A representação inclui nove funcionários do Município que trabalhavam no Departamento de Análise de Processo entre 2007 e 2011 (acompanhe abaixo a lista completa). A análise de processos enviados pela própria prefeitura e os depoimentos dos servidores à CEI deixaram clara a prática de assinar alvarás com data retroativa, depois do prazo legal.

Quando começou a vigorar, em 2007, o atual Plano Diretor concedeu dois anos para que projetos fossem concluídos de acordo com as regras anteriores, foi um período de adaptação. O prazo terminou no dia 21 de outubro de 2009. A Lei Complementar nº204 prorrogou o período até 22 de outubro de 2010 para 131 empresas em lista anexa. Mas os vereadores identificaram que outros empreendimentos foram beneficiados.

Os membros da CEI apuraram que os alvarás foram impressos com a data limite estabelecida por lei e só assinados depois, quando os empresários apresentaram a documentação necessária.
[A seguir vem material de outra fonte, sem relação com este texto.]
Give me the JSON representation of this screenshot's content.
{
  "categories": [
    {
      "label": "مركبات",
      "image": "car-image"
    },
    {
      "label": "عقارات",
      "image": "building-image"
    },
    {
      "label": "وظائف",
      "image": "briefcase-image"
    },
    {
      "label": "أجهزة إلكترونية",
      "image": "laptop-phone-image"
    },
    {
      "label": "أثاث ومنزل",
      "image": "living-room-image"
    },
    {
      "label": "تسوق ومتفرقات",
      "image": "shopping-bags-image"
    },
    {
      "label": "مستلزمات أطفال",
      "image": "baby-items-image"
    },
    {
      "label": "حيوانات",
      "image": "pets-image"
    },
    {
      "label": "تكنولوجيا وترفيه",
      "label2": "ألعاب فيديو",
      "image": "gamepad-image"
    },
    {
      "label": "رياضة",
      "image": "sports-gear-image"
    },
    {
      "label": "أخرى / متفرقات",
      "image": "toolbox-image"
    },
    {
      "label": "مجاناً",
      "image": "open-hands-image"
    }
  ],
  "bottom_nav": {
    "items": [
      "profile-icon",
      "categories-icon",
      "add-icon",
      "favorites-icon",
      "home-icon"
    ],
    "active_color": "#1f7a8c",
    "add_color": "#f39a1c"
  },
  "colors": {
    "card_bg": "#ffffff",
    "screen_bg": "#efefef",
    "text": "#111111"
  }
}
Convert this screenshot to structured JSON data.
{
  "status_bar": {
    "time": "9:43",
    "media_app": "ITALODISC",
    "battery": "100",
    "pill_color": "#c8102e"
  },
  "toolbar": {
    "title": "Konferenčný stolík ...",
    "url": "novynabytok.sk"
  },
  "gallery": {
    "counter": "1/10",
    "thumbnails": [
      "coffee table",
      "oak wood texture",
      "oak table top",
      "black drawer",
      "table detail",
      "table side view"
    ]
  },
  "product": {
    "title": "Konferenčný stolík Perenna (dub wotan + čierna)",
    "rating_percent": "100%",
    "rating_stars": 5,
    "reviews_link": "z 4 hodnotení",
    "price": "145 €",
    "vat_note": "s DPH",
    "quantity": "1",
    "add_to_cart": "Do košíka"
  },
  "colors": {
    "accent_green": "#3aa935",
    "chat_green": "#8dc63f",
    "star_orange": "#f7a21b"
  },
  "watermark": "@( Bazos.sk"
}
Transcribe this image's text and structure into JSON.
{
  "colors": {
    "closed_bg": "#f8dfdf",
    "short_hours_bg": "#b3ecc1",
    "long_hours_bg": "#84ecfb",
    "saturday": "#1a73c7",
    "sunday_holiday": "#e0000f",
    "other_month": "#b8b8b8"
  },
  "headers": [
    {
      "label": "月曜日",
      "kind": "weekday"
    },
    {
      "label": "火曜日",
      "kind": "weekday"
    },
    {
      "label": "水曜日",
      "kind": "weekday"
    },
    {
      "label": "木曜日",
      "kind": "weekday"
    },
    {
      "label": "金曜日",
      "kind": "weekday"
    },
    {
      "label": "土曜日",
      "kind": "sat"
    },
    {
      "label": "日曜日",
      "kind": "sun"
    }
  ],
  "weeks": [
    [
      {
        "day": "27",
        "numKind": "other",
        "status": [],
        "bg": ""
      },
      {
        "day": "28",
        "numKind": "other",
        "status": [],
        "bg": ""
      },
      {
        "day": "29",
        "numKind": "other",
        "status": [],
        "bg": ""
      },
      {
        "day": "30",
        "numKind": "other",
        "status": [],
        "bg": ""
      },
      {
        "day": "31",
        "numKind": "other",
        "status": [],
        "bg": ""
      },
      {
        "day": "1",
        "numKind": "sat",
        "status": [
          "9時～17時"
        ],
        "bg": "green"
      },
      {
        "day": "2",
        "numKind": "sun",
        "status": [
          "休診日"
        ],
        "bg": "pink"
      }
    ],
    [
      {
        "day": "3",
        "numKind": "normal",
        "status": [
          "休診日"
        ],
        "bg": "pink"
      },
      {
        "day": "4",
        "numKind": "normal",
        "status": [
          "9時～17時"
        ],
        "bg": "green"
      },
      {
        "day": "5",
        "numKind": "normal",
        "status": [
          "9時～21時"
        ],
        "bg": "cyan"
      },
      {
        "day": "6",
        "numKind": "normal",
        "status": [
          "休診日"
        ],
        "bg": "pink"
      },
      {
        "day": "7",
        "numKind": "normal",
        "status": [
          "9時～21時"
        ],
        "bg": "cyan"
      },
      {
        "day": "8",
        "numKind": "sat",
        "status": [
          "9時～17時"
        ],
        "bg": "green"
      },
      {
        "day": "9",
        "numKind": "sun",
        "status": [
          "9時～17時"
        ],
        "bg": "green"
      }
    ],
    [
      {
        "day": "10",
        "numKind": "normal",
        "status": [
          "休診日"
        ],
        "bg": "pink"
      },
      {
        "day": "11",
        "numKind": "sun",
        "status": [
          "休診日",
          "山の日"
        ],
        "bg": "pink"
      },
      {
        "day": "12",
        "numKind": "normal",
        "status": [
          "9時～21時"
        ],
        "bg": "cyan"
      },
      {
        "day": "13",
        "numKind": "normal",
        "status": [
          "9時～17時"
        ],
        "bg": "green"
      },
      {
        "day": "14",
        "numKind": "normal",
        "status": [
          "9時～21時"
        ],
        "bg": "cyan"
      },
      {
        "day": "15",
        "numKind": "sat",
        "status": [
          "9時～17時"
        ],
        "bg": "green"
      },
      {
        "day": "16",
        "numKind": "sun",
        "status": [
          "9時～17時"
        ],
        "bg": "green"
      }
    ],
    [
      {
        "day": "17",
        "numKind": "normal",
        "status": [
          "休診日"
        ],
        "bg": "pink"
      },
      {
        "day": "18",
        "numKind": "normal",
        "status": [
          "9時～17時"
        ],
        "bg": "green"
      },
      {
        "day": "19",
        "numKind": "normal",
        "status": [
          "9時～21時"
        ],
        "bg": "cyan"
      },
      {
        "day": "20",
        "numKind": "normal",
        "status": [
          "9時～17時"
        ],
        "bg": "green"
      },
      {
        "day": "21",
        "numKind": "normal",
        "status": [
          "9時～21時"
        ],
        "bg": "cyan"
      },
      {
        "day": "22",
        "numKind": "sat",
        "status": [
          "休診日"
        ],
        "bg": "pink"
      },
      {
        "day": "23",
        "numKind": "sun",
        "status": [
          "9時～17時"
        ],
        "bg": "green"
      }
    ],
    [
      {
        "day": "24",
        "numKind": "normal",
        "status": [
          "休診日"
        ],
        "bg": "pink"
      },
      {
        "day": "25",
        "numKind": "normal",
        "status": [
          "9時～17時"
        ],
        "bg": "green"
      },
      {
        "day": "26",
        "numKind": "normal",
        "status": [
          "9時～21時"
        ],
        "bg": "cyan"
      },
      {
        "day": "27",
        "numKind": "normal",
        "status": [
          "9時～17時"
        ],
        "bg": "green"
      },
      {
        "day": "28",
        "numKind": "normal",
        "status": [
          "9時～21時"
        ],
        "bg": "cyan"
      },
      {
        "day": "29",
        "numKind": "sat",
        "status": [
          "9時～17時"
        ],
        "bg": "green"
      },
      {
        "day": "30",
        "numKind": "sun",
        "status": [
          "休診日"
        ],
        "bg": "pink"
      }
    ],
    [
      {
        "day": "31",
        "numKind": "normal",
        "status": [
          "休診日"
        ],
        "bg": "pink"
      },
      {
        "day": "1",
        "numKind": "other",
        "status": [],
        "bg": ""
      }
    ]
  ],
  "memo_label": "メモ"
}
A conduta permitiu a construção de prédios de grande porte em regiões proibidas pelo atual Plano Diretor, beneficiando um grupo de empresários.

O artigo 11 da Lei nº 8.429, de 2 de junho de 1992, define como ato de improbidade administrativa qualquer “ação ou omissão que viole os deveres de honestidade, imparcialidade, legalidade e lealdade às instituições”. O presidente da CEI explica que os funcionários municipais infringiram esses princípios. “Não respeitaram a legalidade porque descumpriram a legislação vigente, ofenderam o dever de imparcialidade ao beneficiar empresários e feriram o dever de honestidade ao imprimir alvarás no prazo e assinar depois”.

Processos
Os empresários também cometeram crime de improbidade administrativa no entendimento da CEI. A representação lista 21 processos com irregularidades identificadas pela Comissão (acompanhe abaixo a lista completa). Um exemplo é o da J Virgílio Imóveis Ltda para construção de um prédio de 38 pavimentos no Setor Sudoeste. O alvará foi emitido com data de 22 de outubro de 2010, mas o espelho de movimentação do processo comprova que só foi encaminhado ao gabinete do secretário na época, Sebastião Ribeiro de Souza, no dia 16 de dezembro de 2010.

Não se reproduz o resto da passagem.